Facts: James Chaney Jr. executed his last will and testament in 1962. At that time, he was married to Lillian Chaney. The will devised farmland, located in Crockett County, Tennessee, to Lillian. James and Lillian had one child, Alice Chaney. James and Lillian were divorced in 1969. As part of their divorce, they executed a joint property settlement agreement, and in it, they agreed that Lillian would “relinquish any right or claim to the farm in Crockett [County], Tennessee.” In 1971, James married Josephine Chaney. They moved to Olive Branch where they lived until James’ death in 2011. No children were born of this marriage, and James had only one child – Alice. In 2012, Lillian filed a petition to admit James’s purported will to probate.
Josephine contested the validity of the will and moved to transfer the farmland out of the
probate estate. The chancellor found that the will was revoked by implication, and the Court of Appeals upheld this ruling.
Lillian and her daughter, Alice, argue that the chancellor erred when he found that James’s will was revoked by implication. Section 91-5-3 pertaining to wills provides that “[a] devise so made, or any clause thereof, shall not be revocable [except] by the testator . . . destroying, canceling, or obliterating the [will], or causing it to be done in his or her presence, or by subsequent will, codicil, or declaration, in writing . . . .” The Supreme Court has held that a divorce with a property settlement agreement would not operate to impliedly revoke a will unless the settlement evidenced the willmaker’s intent to revoke the will.

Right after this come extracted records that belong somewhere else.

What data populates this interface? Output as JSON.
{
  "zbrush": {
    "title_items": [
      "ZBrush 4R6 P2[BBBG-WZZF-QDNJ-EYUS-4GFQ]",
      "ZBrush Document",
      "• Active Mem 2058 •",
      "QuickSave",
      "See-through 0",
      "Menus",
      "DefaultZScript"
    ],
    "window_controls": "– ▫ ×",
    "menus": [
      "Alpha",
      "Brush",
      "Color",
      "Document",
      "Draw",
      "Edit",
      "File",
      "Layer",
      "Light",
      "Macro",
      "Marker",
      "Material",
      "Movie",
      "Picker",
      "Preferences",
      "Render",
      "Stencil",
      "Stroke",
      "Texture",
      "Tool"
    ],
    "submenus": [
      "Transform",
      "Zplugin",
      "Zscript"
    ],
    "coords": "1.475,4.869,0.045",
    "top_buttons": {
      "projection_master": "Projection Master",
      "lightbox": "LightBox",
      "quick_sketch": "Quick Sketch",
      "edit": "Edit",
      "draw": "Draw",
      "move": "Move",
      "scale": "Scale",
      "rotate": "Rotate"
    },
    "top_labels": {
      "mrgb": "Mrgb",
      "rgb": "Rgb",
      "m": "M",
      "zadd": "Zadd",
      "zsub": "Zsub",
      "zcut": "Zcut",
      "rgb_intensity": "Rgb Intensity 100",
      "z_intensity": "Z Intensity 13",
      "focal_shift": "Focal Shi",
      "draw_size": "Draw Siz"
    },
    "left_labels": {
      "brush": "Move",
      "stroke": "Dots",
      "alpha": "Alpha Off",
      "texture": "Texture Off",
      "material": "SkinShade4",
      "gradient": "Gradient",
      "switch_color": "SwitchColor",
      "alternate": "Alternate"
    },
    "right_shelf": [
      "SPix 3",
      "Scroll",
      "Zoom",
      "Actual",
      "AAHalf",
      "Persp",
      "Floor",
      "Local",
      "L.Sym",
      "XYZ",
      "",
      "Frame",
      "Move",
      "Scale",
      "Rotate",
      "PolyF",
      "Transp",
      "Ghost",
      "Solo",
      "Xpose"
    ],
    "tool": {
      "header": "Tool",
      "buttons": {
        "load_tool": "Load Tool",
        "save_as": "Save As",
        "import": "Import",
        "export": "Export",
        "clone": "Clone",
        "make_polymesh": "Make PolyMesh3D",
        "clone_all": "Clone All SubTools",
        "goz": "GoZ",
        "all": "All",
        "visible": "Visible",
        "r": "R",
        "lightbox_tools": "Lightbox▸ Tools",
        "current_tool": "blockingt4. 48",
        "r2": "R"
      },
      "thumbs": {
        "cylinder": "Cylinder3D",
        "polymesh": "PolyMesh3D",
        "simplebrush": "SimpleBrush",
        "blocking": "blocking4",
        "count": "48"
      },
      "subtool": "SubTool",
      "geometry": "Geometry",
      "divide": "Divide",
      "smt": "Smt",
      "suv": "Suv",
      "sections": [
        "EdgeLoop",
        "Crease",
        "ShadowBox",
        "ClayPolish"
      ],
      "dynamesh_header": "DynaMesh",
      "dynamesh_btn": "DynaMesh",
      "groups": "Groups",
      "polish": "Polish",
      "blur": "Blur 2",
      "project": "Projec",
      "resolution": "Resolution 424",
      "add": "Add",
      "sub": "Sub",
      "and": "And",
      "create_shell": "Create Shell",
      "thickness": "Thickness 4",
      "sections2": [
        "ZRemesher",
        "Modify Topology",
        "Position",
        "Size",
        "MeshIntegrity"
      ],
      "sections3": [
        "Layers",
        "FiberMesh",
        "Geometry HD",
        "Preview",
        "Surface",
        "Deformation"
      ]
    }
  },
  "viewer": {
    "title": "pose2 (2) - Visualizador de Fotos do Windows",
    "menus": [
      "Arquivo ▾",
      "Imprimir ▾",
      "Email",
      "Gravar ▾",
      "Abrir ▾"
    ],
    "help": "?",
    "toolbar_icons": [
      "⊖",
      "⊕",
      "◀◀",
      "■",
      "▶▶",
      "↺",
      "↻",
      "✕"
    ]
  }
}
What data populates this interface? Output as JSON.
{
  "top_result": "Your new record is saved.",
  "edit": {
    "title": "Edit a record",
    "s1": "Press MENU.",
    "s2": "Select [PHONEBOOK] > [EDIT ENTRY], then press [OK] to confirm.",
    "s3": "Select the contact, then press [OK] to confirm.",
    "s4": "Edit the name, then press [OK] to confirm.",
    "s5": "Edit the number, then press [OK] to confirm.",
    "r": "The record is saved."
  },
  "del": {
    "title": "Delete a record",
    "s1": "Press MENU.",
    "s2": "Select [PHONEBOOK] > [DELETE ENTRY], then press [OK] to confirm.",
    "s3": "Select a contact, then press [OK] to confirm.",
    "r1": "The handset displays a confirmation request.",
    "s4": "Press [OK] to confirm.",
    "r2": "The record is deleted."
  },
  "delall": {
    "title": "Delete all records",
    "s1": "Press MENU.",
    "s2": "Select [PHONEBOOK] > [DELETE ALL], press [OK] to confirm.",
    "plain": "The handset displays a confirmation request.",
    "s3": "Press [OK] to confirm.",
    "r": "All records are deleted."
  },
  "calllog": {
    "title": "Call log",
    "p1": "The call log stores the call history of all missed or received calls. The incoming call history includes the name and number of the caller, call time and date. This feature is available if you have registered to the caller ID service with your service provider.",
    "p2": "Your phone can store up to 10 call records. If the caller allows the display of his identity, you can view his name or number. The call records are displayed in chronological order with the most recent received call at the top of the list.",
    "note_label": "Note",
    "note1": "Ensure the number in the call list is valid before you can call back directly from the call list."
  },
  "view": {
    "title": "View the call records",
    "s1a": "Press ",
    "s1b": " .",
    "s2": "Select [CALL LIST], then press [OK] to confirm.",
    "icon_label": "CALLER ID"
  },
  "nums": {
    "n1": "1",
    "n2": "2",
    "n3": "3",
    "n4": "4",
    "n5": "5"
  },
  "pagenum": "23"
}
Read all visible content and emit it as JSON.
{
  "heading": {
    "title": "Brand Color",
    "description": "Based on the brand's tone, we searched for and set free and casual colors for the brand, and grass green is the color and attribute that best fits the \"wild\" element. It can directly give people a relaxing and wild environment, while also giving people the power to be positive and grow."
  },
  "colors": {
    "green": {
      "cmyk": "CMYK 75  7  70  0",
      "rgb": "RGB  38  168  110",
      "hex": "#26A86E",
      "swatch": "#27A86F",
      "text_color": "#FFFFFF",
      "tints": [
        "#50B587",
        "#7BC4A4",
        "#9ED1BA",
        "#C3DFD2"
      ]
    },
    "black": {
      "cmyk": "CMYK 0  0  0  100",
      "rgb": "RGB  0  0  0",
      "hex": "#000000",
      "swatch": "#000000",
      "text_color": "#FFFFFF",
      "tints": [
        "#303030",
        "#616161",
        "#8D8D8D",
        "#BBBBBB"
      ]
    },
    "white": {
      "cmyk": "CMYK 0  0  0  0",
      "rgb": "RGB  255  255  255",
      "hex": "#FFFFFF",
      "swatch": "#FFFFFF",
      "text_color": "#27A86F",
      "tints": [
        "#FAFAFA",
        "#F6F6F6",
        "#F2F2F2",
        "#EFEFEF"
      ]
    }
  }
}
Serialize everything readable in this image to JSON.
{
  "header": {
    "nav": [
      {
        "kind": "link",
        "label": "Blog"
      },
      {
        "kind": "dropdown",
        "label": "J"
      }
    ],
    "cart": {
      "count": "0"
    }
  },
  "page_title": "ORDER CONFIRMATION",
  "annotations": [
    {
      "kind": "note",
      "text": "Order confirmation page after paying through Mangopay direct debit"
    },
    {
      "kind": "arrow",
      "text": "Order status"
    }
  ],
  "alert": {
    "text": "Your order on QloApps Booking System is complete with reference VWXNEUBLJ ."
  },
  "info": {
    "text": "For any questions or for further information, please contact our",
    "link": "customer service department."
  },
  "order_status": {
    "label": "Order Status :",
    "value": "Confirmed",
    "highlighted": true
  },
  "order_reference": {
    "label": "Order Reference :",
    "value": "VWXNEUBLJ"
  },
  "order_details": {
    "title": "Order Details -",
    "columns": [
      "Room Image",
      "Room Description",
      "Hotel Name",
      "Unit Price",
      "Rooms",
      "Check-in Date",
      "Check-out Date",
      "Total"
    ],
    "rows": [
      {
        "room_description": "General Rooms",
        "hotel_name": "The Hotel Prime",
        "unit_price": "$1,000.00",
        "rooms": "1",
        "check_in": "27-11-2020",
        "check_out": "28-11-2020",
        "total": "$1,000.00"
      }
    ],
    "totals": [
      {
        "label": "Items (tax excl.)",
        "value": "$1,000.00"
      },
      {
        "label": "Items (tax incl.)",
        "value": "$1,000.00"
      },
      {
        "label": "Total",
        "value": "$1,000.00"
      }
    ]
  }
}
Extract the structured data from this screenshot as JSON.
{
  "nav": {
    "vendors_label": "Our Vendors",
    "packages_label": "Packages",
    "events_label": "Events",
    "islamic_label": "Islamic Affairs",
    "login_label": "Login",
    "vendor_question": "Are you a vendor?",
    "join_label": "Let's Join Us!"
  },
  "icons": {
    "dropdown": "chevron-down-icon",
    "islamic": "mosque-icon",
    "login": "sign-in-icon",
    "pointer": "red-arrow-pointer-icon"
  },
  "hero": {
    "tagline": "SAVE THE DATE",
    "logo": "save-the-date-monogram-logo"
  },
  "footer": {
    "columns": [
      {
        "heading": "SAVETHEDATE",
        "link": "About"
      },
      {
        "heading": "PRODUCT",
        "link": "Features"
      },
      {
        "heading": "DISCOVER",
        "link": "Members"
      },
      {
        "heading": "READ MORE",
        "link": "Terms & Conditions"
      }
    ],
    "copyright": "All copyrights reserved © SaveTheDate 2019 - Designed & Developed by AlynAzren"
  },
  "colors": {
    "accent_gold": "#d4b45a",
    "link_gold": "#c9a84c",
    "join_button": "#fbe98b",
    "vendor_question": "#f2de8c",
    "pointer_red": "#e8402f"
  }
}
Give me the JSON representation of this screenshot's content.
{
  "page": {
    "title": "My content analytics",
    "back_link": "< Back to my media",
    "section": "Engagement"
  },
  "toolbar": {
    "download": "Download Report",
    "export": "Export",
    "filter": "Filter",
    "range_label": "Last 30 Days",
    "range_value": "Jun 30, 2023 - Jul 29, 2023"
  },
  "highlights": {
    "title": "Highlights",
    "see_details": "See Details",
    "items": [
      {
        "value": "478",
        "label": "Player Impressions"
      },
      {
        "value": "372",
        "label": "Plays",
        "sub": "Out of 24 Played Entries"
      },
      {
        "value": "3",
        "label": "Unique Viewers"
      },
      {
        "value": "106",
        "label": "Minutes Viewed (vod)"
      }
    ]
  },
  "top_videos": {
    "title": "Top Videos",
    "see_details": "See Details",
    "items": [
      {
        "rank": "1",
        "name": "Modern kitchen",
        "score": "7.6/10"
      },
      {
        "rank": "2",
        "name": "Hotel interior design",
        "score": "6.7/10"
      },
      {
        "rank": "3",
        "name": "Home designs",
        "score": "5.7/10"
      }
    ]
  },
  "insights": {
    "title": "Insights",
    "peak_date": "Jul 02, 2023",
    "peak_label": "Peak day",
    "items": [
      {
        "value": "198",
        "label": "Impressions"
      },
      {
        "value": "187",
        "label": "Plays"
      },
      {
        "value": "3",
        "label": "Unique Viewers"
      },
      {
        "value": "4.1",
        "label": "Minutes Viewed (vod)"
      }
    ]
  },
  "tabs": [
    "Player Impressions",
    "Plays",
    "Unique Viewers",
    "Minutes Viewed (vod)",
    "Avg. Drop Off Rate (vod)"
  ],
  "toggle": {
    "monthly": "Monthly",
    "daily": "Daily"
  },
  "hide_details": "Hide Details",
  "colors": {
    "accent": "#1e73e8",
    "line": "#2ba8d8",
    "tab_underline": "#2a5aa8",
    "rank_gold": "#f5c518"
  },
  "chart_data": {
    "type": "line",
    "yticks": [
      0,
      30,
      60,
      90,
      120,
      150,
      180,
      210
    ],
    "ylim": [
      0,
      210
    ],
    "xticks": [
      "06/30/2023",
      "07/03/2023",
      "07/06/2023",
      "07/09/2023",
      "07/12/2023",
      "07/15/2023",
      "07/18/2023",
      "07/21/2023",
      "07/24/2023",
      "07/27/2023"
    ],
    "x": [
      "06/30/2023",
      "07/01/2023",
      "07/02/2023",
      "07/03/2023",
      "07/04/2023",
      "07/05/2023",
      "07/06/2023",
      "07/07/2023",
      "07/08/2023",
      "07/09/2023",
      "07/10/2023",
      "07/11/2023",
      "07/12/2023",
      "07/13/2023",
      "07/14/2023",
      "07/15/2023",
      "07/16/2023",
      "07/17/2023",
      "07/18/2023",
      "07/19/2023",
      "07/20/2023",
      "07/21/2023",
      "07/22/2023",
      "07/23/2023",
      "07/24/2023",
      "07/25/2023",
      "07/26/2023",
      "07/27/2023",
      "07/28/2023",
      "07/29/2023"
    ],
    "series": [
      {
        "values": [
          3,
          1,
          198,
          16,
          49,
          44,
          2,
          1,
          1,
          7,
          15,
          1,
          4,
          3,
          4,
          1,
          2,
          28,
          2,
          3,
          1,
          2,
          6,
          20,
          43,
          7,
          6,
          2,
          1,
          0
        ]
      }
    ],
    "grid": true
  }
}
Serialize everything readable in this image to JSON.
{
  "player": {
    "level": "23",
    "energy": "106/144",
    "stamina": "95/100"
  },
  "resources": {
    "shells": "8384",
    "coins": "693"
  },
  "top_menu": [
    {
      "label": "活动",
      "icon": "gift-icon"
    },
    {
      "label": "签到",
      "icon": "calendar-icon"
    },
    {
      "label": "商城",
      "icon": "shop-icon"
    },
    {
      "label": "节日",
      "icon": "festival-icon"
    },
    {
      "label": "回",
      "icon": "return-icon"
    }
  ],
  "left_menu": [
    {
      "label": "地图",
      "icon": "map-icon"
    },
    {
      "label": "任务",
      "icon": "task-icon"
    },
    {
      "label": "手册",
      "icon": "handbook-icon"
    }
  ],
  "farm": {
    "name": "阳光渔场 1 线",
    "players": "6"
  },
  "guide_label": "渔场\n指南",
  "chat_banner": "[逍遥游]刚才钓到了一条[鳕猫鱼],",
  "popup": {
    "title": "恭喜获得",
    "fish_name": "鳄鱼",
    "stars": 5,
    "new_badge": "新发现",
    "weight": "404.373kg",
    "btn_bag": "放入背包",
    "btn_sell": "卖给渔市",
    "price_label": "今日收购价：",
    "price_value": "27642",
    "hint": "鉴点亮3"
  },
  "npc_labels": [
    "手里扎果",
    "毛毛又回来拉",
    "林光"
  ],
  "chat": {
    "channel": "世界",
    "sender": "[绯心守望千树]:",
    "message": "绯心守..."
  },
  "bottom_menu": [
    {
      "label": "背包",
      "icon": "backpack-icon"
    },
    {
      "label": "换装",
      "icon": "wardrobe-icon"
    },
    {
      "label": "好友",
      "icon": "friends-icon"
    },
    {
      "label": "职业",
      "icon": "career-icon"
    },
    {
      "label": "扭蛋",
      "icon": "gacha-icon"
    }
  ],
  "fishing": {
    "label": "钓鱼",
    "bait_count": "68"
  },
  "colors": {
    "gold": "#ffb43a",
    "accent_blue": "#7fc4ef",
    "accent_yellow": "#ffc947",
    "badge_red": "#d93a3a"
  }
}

Here, the chancellor determined that the express terms of the will and the provisions of the property settlement agreement were inconsistent. Here, the terms of the property-settlement agreement were unambiguous. Lillian, in exchange for consideration, relinquished any interest in the Tennessee farmland. With both James’s and Lillian’s signatures affixed to the document, James’s intention to remain the sole owner of the real property is apparent. The property settlement agreement speaks for itself, and James’s intentions are clear. Therefore, the chancellor did not err in finding that James’s will was revoked by implication.